De son espace de Grande Syrie ou « Bilad Cham » ,restreint par les puissances mandataires de l’après-guerre, à la Syrie actuelle ,qui reste toujours au coeur d’une zone géostratégique très sensible, la singularité du pays fait l’objet dans toutes les langues, d’innombrables études érudites, peu sont de vulgarisation tant l’exercice est frustrant et difficile à condensé.
Une terre multimillénaire sous contrôle et ingérence récurrents
Millénaire et brûlante, son histoire fut le plus souvent tragique : c’est celle de la vaste aire du Bilad ash Cham dont l’actuelle Syrie n’est qu’une partie atrophiée, comme celle de cette population très hétérogène. Aire et population sont liées à l’ensemble de l’espace régional oriental dont elles constituent le cœur, à la croisée des routes de tous les échanges. De plus, sans cesse et à leur corps défendant, elles furent, et sont encore, liées à la dimension internationale.
Le territoire envahi régulièrement depuis dix mille ans fut et est encore très convoité. Le pays est de toutes les évolutions et de tous les bouleversements d’un monde qui lui donne régulièrement des rendez-vous mortels qu’il soit d’Orient ou d’Occident.

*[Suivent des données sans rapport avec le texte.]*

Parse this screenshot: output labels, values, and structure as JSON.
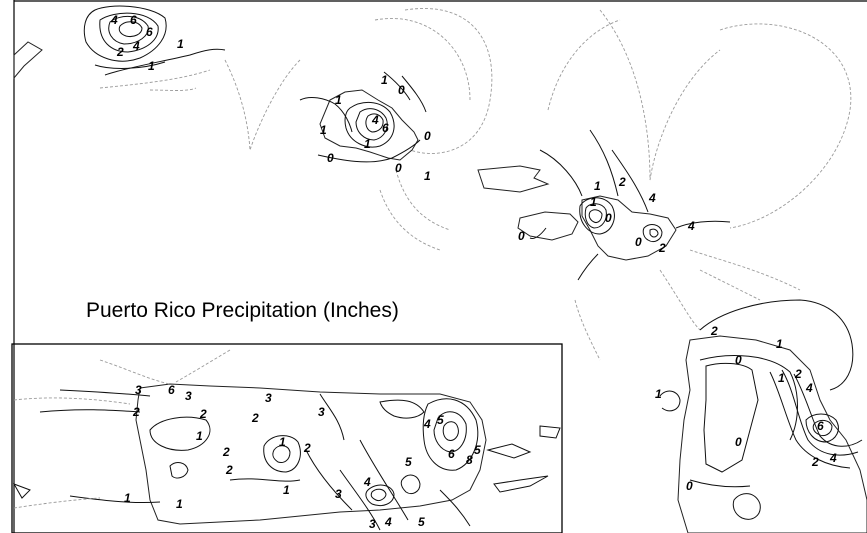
{
  "map": {
    "title": "Puerto Rico Precipitation (Inches)",
    "colors": {
      "contour": "#111111",
      "dotted": "#9a9a9a",
      "background": "#ffffff"
    },
    "contour_labels": [
      "4",
      "6",
      "6",
      "2",
      "4",
      "1",
      "1",
      "1",
      "0",
      "1",
      "1",
      "4",
      "6",
      "0",
      "0",
      "1",
      "1",
      "0",
      "1",
      "2",
      "4",
      "4",
      "1",
      "0",
      "0",
      "2",
      "0",
      "2",
      "1",
      "0",
      "1",
      "2",
      "4",
      "6",
      "2",
      "0",
      "4",
      "1",
      "0",
      "3",
      "6",
      "3",
      "2",
      "2",
      "2",
      "3",
      "1",
      "3",
      "2",
      "1",
      "2",
      "2",
      "1",
      "1",
      "3",
      "3",
      "4",
      "5",
      "4",
      "5",
      "6",
      "8",
      "4",
      "5",
      "5",
      "1"
    ]
  }
}
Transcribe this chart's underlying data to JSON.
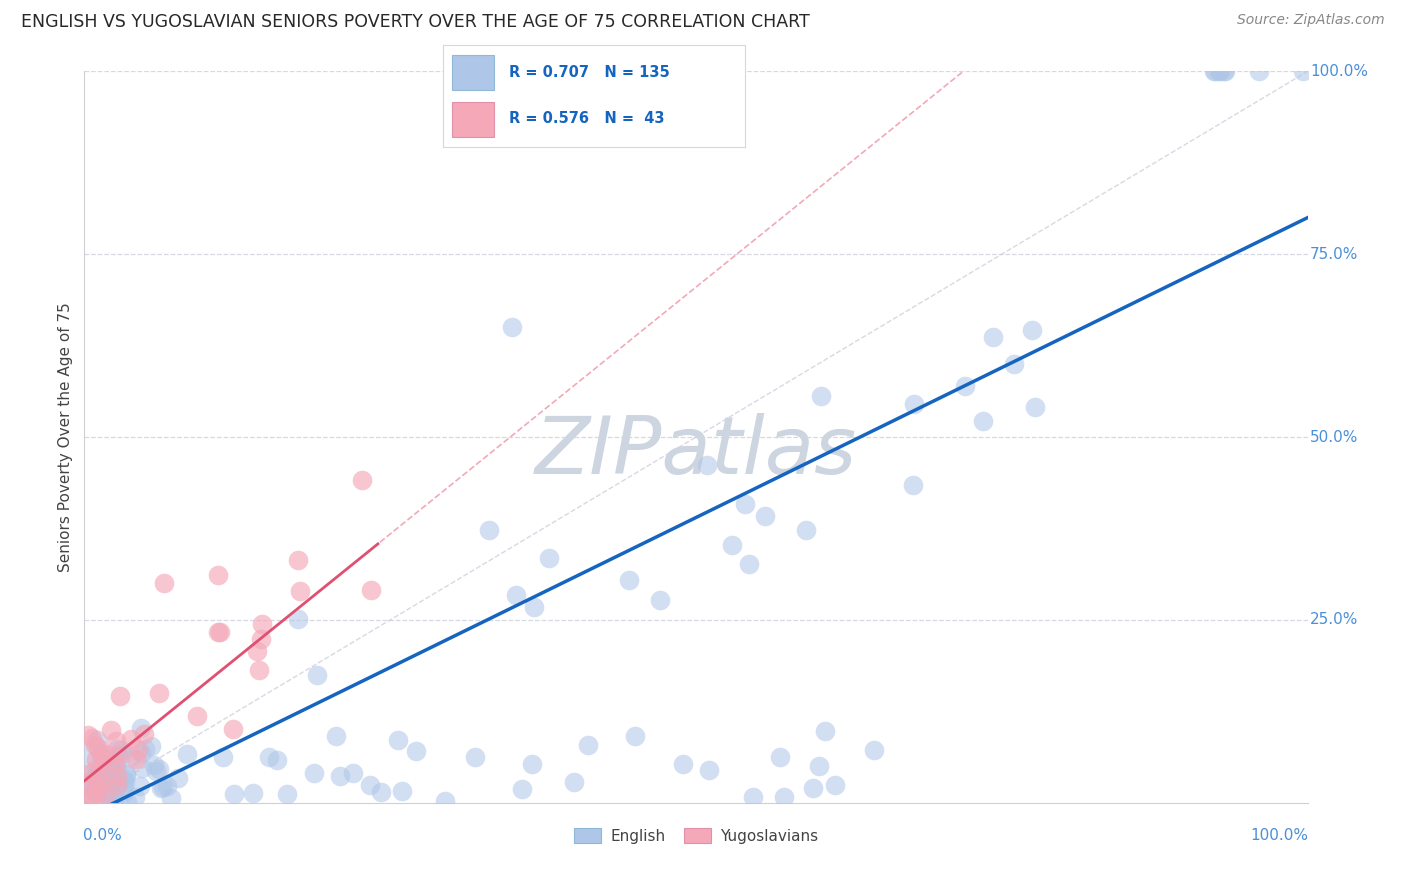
{
  "title": "ENGLISH VS YUGOSLAVIAN SENIORS POVERTY OVER THE AGE OF 75 CORRELATION CHART",
  "source": "Source: ZipAtlas.com",
  "ylabel": "Seniors Poverty Over the Age of 75",
  "english_R": 0.707,
  "english_N": 135,
  "yugoslav_R": 0.576,
  "yugoslav_N": 43,
  "english_color": "#aec6e8",
  "english_line_color": "#1565c0",
  "yugoslav_color": "#f4a8b8",
  "yugoslav_line_color": "#e05070",
  "yugoslav_dash_color": "#f0a0b0",
  "diagonal_color": "#c8c8d8",
  "watermark_color": "#ccd5e0",
  "title_color": "#282828",
  "axis_label_color": "#4a90d9",
  "legend_r_color": "#1565c0",
  "background_color": "#ffffff",
  "grid_color": "#d8d8e4",
  "spine_color": "#d0d0d0",
  "ylabel_color": "#444444"
}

Les envahisseurs arrivèrent de partout et en tous temps: pharaoniques ou grecs, byzantins ou romains, turcs musulmans ou européens chrétiens , de l’époque des très sanglantes croisades à la fin du 11e s. jusqu’au règne des mamelouks succédant au dernier Ayyoubide à la fin du 13e s.

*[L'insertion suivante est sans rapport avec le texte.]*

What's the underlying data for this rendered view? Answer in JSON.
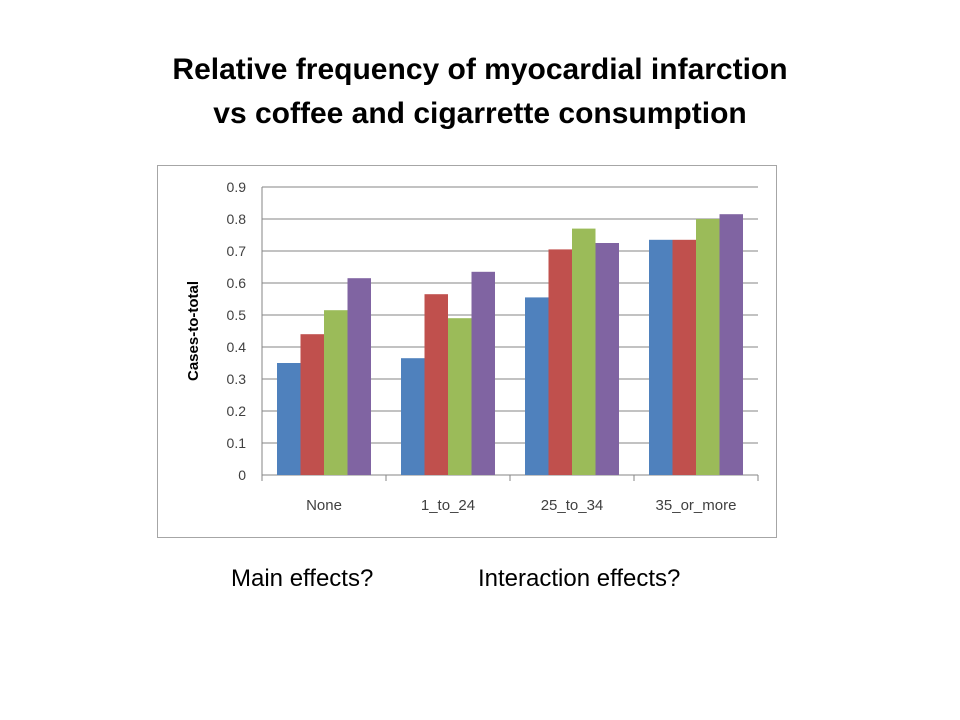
{
  "slide": {
    "title_line1": "Relative frequency of myocardial infarction",
    "title_line2": "vs coffee and cigarrette consumption",
    "question1": "Main effects?",
    "question2": "Interaction effects?"
  },
  "chart_data": {
    "type": "bar",
    "title": "",
    "xlabel": "",
    "ylabel": "Cases-to-total",
    "ylim": [
      0,
      0.9
    ],
    "yticks": [
      0,
      0.1,
      0.2,
      0.3,
      0.4,
      0.5,
      0.6,
      0.7,
      0.8,
      0.9
    ],
    "ytick_labels": [
      "0",
      "0.1",
      "0.2",
      "0.3",
      "0.4",
      "0.5",
      "0.6",
      "0.7",
      "0.8",
      "0.9"
    ],
    "grid": true,
    "legend": "none",
    "categories": [
      "None",
      "1_to_24",
      "25_to_34",
      "35_or_more"
    ],
    "series": [
      {
        "color": "#4f81bd",
        "values": [
          0.35,
          0.365,
          0.555,
          0.735
        ]
      },
      {
        "color": "#c0504d",
        "values": [
          0.44,
          0.565,
          0.705,
          0.735
        ]
      },
      {
        "color": "#9bbb59",
        "values": [
          0.515,
          0.49,
          0.77,
          0.8
        ]
      },
      {
        "color": "#8064a2",
        "values": [
          0.615,
          0.635,
          0.725,
          0.815
        ]
      }
    ]
  }
}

À la suite de ce déclin, le déferlement tragique des Mongols affaiblit toute la région et l’appauvrit , y compris par le massacre et la déportation de ses habitants dont ses meilleurs artisans. L’invasion , une fois ces barbares enfin repoussés par Baybars le mamelouk devenu sultan, prépara ainsi le terrain au règne tout puissant des Ottomans.
Ces Turcs, en fin de règne, laissèrent les lieux aux puissances occidentales pour des Mandats de tutelle qui précèdèrent l’indépendance en 1946 !

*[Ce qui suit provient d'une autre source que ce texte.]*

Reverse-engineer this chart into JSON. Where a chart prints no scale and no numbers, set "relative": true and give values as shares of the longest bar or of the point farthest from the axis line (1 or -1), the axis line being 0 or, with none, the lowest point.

Ces mondes étrangers choisirent le Bilad ash Cham pour terrain de leurs affrontements sanguinaires et en firent payer un prix très fort à sa population. Elle fut régulièrement massacrée, réduite en esclavage (épisode tragique des croisades ou des barbares invasions mongoles). La Syrie est aujourd’hui tenue pour comptable et responsable du devenir d’intérêts étrangers sécuritaires ou économiques qui la dépassent. Ainsi, l’ombre menaçante pour son indépendance et son intégralité territoriale de la découverte d’importants gisements de gaz plane désormais sur le devenir de toute la région côtière de la Méditerranée .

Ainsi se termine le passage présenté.